Pemkab Sigi Susun RKPD 2027, Kemenkum Sulteng Gelar Harmonisasi

  • 11 Jun 2026 15:20 WIB
  •  Palu

RRI.CO.ID, Palu — Pemerintah Kabupaten (Pemkab) Sigi mulai menyusun draf Rencana Kerja Pemerintah Daerah (RKPD) Tahun 2027 sebagai kompas pembangunan jangka pendek. Untuk mematangkan draf tersebut, Kantor Wilayah Kementerian Hukum Sulawesi Tengah (Kanwil Kemenkum Sulteng) menggelar Rapat Fasilitasi Harmonisasi terhadap Rancangan Peraturan Bupati (Ranperbup) tersebut di Aula Kebangsaan, Rabu 10 Juni 2026.

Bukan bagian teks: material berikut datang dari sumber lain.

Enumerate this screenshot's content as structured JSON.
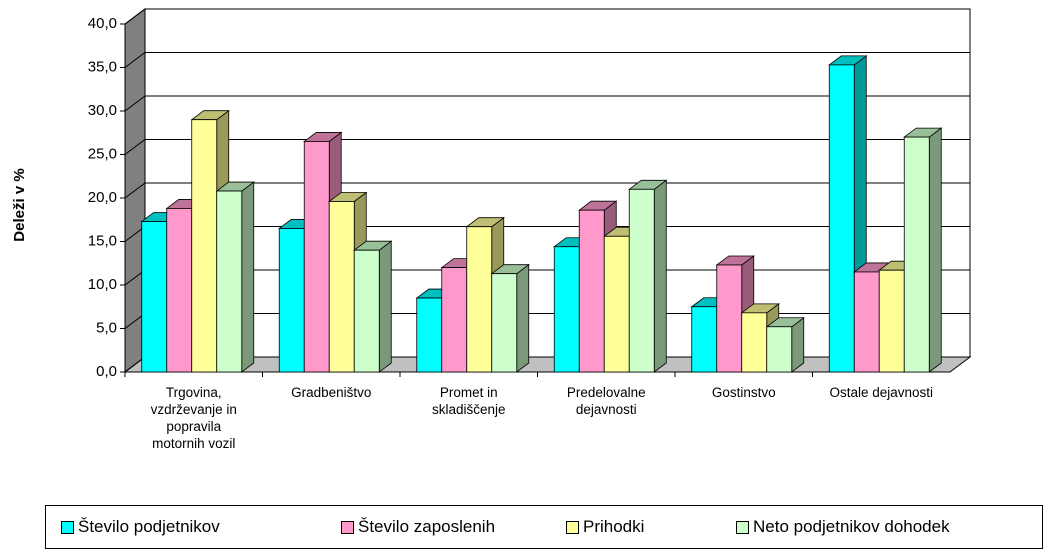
{
  "chart_data": {
    "type": "bar3d",
    "ylabel": "Deleži v %",
    "categories": [
      "Trgovina, vzdrževanje in popravila motornih vozil",
      "Gradbeništvo",
      "Promet in skladiščenje",
      "Predelovalne dejavnosti",
      "Gostinstvo",
      "Ostale dejavnosti"
    ],
    "series": [
      {
        "name": "Število podjetnikov",
        "color": "#00ffff",
        "values": [
          17.3,
          16.5,
          8.5,
          14.4,
          7.5,
          35.3
        ]
      },
      {
        "name": "Število zaposlenih",
        "color": "#ff99cc",
        "values": [
          18.8,
          26.5,
          12.0,
          18.6,
          12.3,
          11.5
        ]
      },
      {
        "name": "Prihodki",
        "color": "#ffff99",
        "values": [
          29.0,
          19.6,
          16.7,
          15.6,
          6.8,
          11.7
        ]
      },
      {
        "name": "Neto podjetnikov dohodek",
        "color": "#ccffcc",
        "values": [
          20.8,
          14.0,
          11.3,
          21.0,
          5.2,
          27.0
        ]
      }
    ],
    "ylim": [
      0,
      40
    ],
    "yticks": [
      {
        "value": 0,
        "label": "0,0"
      },
      {
        "value": 5,
        "label": "5,0"
      },
      {
        "value": 10,
        "label": "10,0"
      },
      {
        "value": 15,
        "label": "15,0"
      },
      {
        "value": 20,
        "label": "20,0"
      },
      {
        "value": 25,
        "label": "25,0"
      },
      {
        "value": 30,
        "label": "30,0"
      },
      {
        "value": 35,
        "label": "35,0"
      },
      {
        "value": 40,
        "label": "40,0"
      }
    ],
    "grid": true,
    "legend": "bottom"
  }
}
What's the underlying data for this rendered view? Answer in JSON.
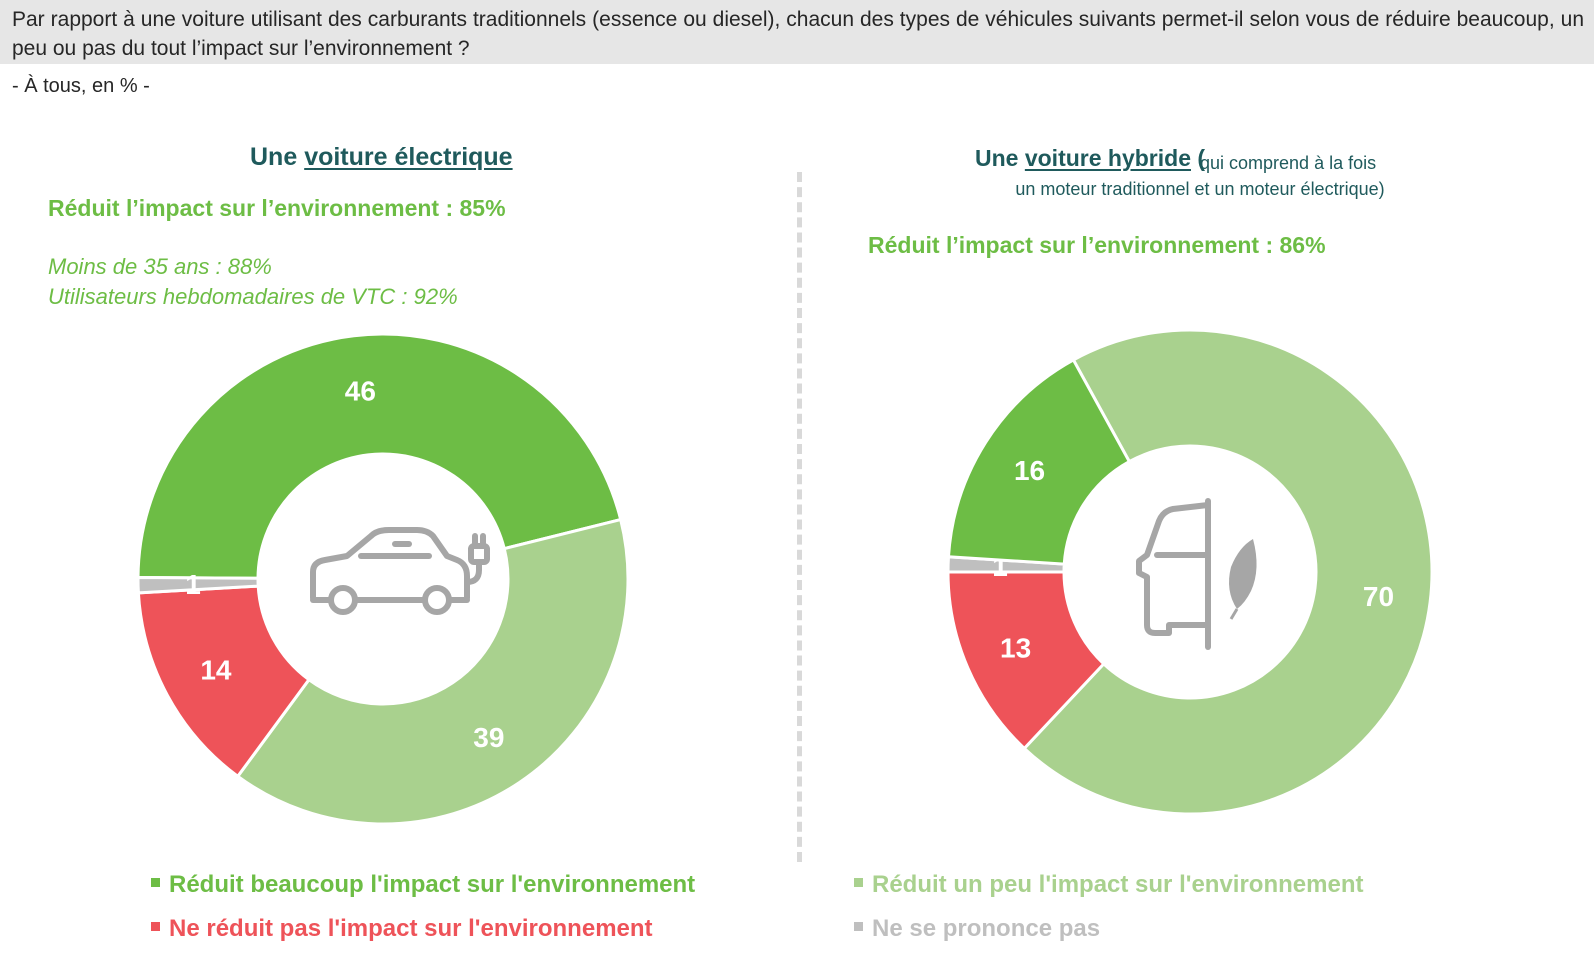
{
  "question": "Par rapport à une voiture utilisant des carburants traditionnels (essence ou diesel), chacun des types de véhicules suivants permet-il selon vous de réduire beaucoup, un peu ou pas du tout l’impact sur l’environnement ?",
  "base": "- À tous, en % -",
  "left": {
    "title_prefix": "Une ",
    "title_underlined": "voiture électrique",
    "reduit": "Réduit l’impact sur l’environnement : 85%",
    "sub1": "Moins de 35 ans : 88%",
    "sub2": "Utilisateurs hebdomadaires de VTC : 92%",
    "icon": "electric-car-icon"
  },
  "right": {
    "title_prefix": "Une ",
    "title_underlined": "voiture hybride",
    "title_paren_open": "(",
    "title_note_line1": "qui comprend à la fois",
    "title_note_line2": "un moteur traditionnel et un moteur électrique)",
    "reduit": "Réduit l’impact sur l’environnement : 86%",
    "icon": "hybrid-car-leaf-icon"
  },
  "legend": {
    "beaucoup": "Réduit beaucoup l'impact sur l'environnement",
    "un_peu": "Réduit un peu l'impact sur l'environnement",
    "pas": "Ne réduit pas l'impact sur l'environnement",
    "nsp": "Ne se prononce pas"
  },
  "colors": {
    "beaucoup": "#6dbd45",
    "un_peu": "#a9d18e",
    "pas": "#ee5359",
    "nsp": "#bfbfbf",
    "title": "#1f5a5c"
  },
  "chart_data": [
    {
      "type": "pie",
      "name": "Une voiture électrique",
      "categories": [
        "Réduit beaucoup l'impact sur l'environnement",
        "Réduit un peu l'impact sur l'environnement",
        "Ne réduit pas l'impact sur l'environnement",
        "Ne se prononce pas"
      ],
      "values": [
        46,
        39,
        14,
        1
      ],
      "labels": [
        "46",
        "39",
        "14",
        "1"
      ]
    },
    {
      "type": "pie",
      "name": "Une voiture hybride",
      "categories": [
        "Réduit un peu l'impact sur l'environnement",
        "Ne réduit pas l'impact sur l'environnement",
        "Ne se prononce pas",
        "Réduit beaucoup l'impact sur l'environnement"
      ],
      "values": [
        70,
        13,
        1,
        16
      ],
      "labels": [
        "70",
        "13",
        "1",
        "16"
      ]
    }
  ]
}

Rapat koordinasi teknis ini dibuka secara resmi oleh Kepala Divisi Peraturan Perundang-undangan dan Pembinaan Hukum (P3H), Sopian. Dalam arahannya, Sopian menegaskan bahwa setiap dokumen perencanaan strategis milik pemerintah daerah wajib disusun secara terukur serta memiliki basis legalitas formal yang kuat.

Proses pembedahan pasal dilakukan secara mendalam dengan mempertemukan perangkat daerah pemrakarsa asal Kabupaten Sigi dan Tim Perancang Peraturan Perundang-undangan Kanwil Kemenkum Sulteng. Fokus pengawasan diarahkan pada sinkronisasi substansi program kerja tahunan agar sejalan dengan skala prioritas pembangunan nasional yang ditetapkan pusat.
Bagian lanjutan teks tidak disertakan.